7. When the hydrogen test tube is full of gas, disconnect the battery and test the gases for flammability: oxygen = right side up, glowing splint; hydrogen = upside down, flaming splint
8. Repeat the experiment. This time use one large test tube and put both electrodes under it. Be careful not to let the electrodes touch. An explosion under water can be very messy.
9. When the large test tube is full with a 2 to 1 mixture of hydrogen and oxygen gasses, test their flammability using a flaming splint. Hold the test tube upside down and DON’T LET GO, NO MATTER WHAT HAPPENS!!!!

Students with Special Needs

All students should be able to participate in this activity.

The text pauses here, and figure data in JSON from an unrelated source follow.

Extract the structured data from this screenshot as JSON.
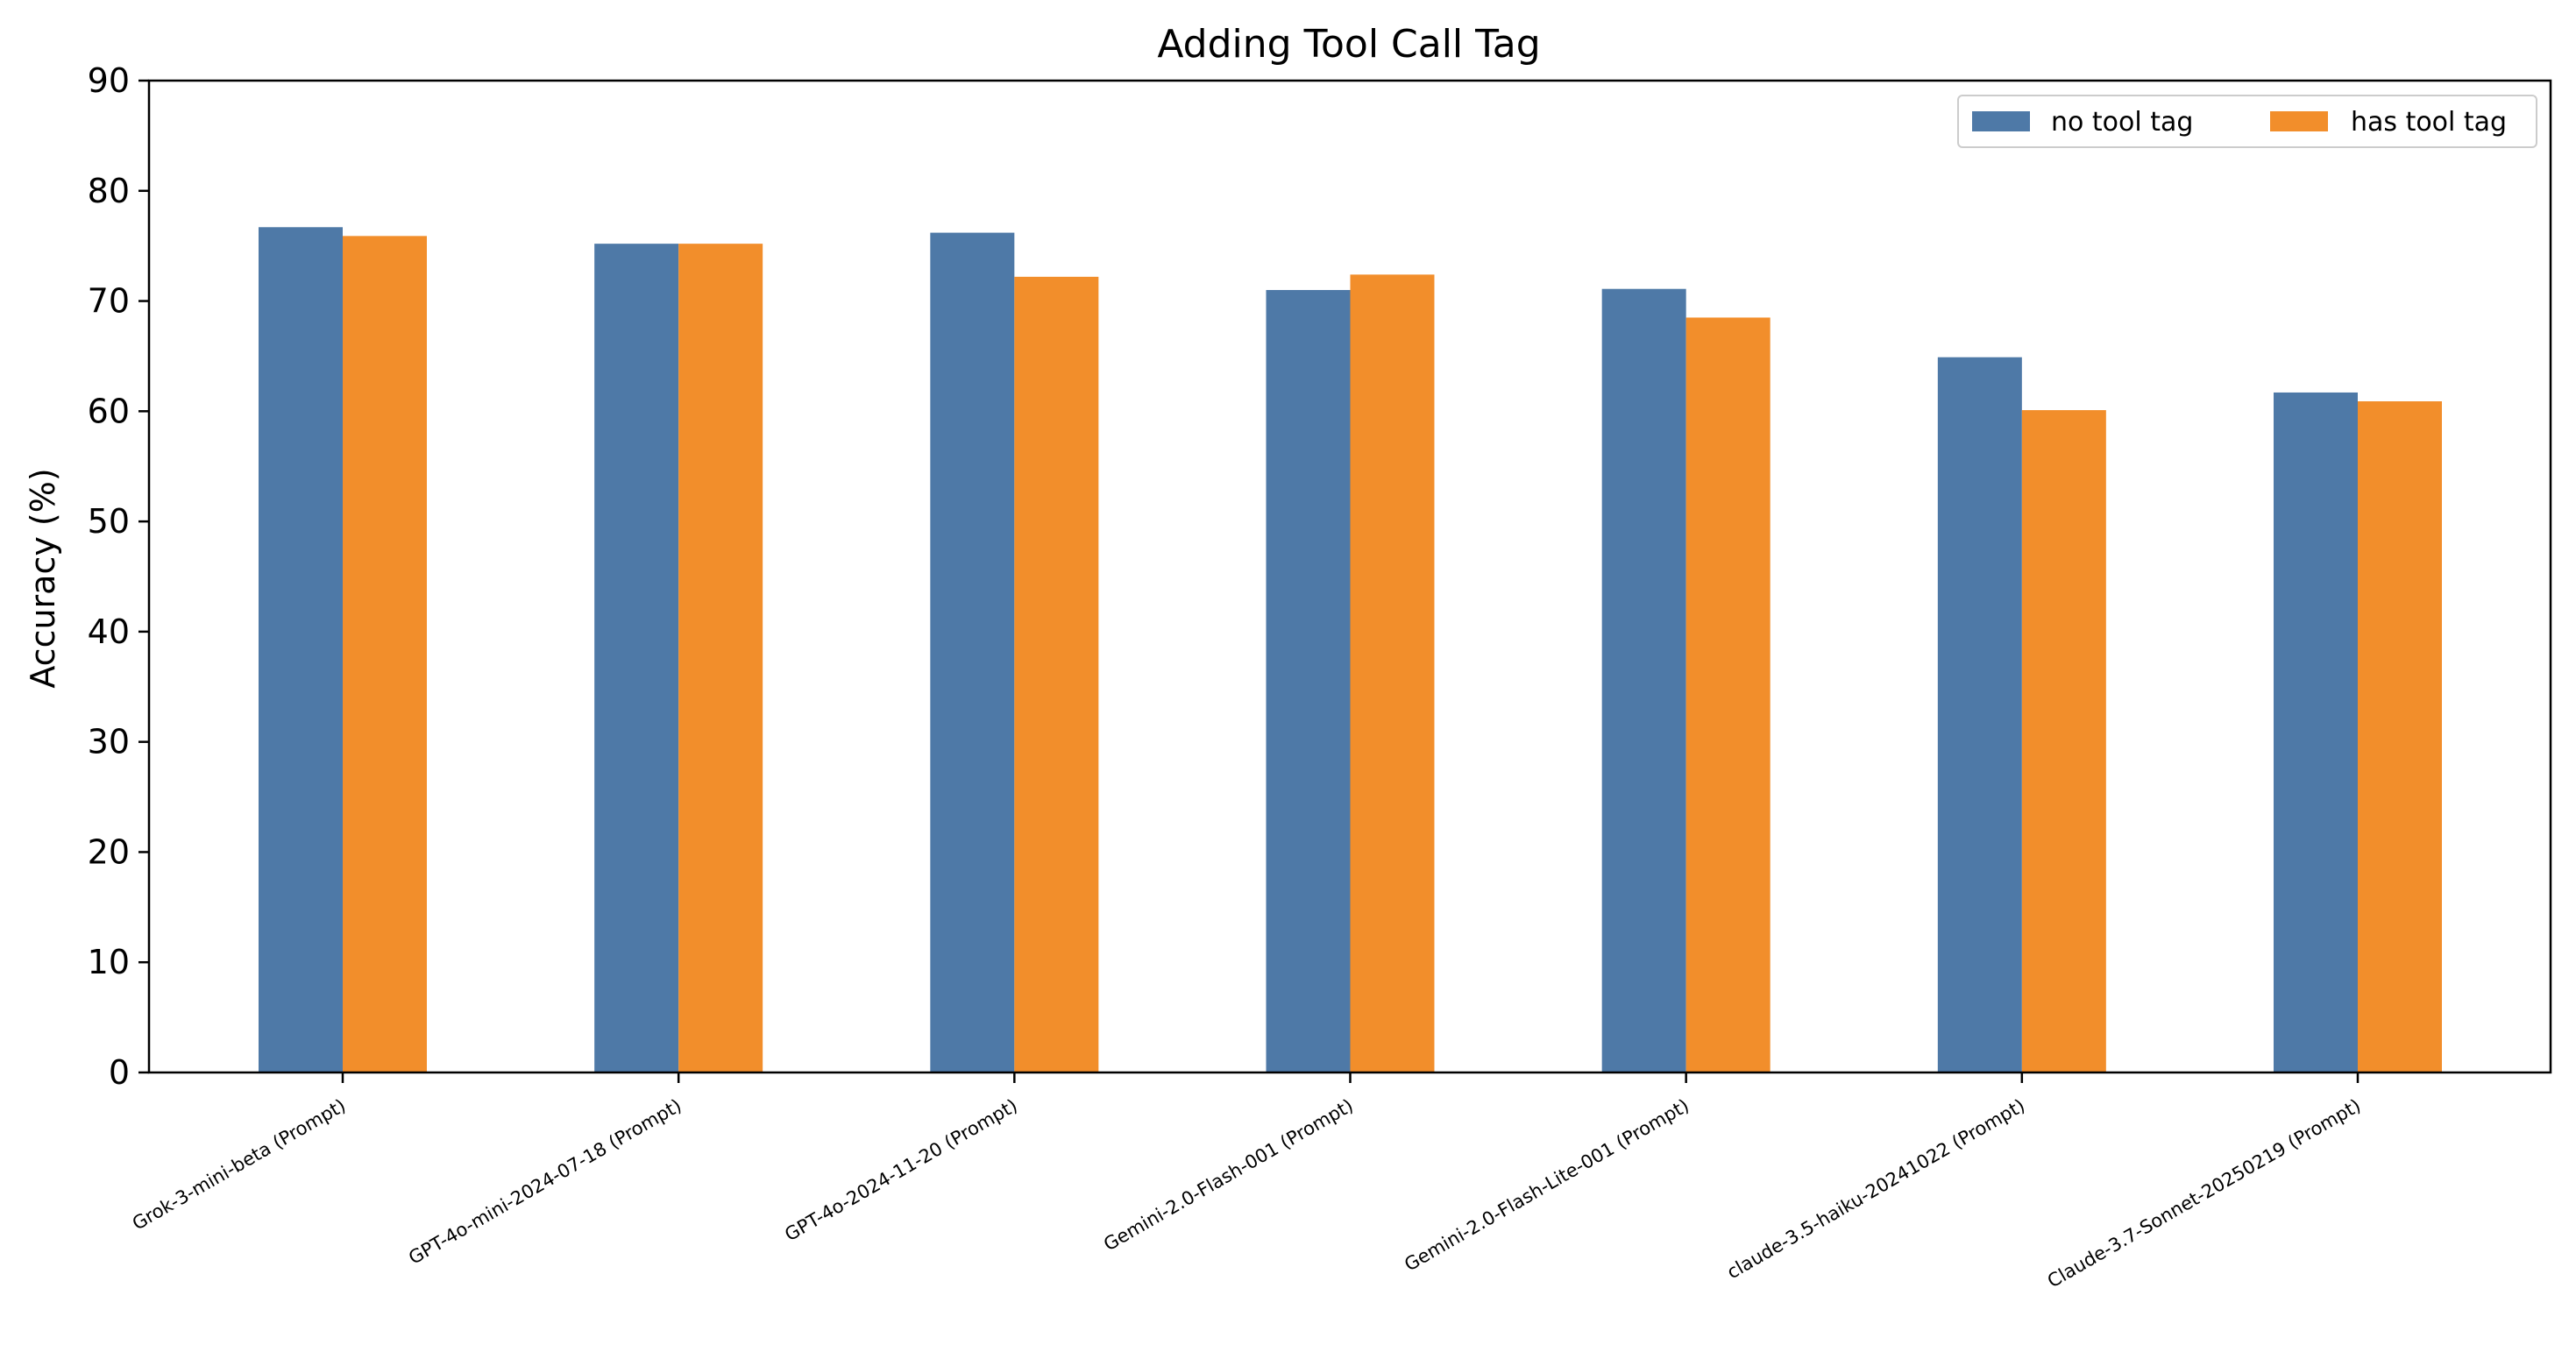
{
  "chart_data": {
    "type": "bar",
    "title": "Adding Tool Call Tag",
    "xlabel": "",
    "ylabel": "Accuracy (%)",
    "ylim": [
      0,
      90
    ],
    "yticks": [
      0,
      10,
      20,
      30,
      40,
      50,
      60,
      70,
      80,
      90
    ],
    "categories": [
      "Grok-3-mini-beta (Prompt)",
      "GPT-4o-mini-2024-07-18 (Prompt)",
      "GPT-4o-2024-11-20 (Prompt)",
      "Gemini-2.0-Flash-001 (Prompt)",
      "Gemini-2.0-Flash-Lite-001 (Prompt)",
      "claude-3.5-haiku-20241022 (Prompt)",
      "Claude-3.7-Sonnet-20250219 (Prompt)"
    ],
    "series": [
      {
        "name": "no tool tag",
        "color": "#4e79a7",
        "values": [
          76.7,
          75.2,
          76.2,
          71.0,
          71.1,
          64.9,
          61.7
        ]
      },
      {
        "name": "has tool tag",
        "color": "#f28e2b",
        "values": [
          75.9,
          75.2,
          72.2,
          72.4,
          68.5,
          60.1,
          60.9
        ]
      }
    ],
    "grid": false,
    "legend_position": "top-right"
  }
}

Click here for further information on laboratories with students with special needs.

 

Assessment

1. How can you tell which small test tube is collecting hydrogen gas and which one is collecting oxygen gas before you test them?
   
   
   
   
   
   
   
   
2. Which gas is attracted to the positive and which gas is attracted to the negative electrodes? Can you explain why each of these gasses prefers a certain electrode?
   
   
   
   
   
   
   
   
3. Why is sulfuric acid added to the water?
   
   
   
   
   
   
   
   
4. Why does the water start to turn yellow?
   
   
   
   
   
   
   
   
5. Explain how to correctly test for hydrogen and oxygen gases in the lab. Remember to take into account whether each gas is lighter or heavier than air.
   
   
   
   
   
   
   
   
6. What happened when you tested the flammability of both gases in one test tube? Why was this more violent than the flames produced by either gas alone?
   
   
   
   
   
   
   
   
7. Write a balanced chemical equation for the decomposition of water. Is this an endothermic or exothermic reaction?
   
   
   
   
   
   
   
   
8. Write a balanced chemical equation for the synthesis of water. Is this an endothermic or exothermic reaction?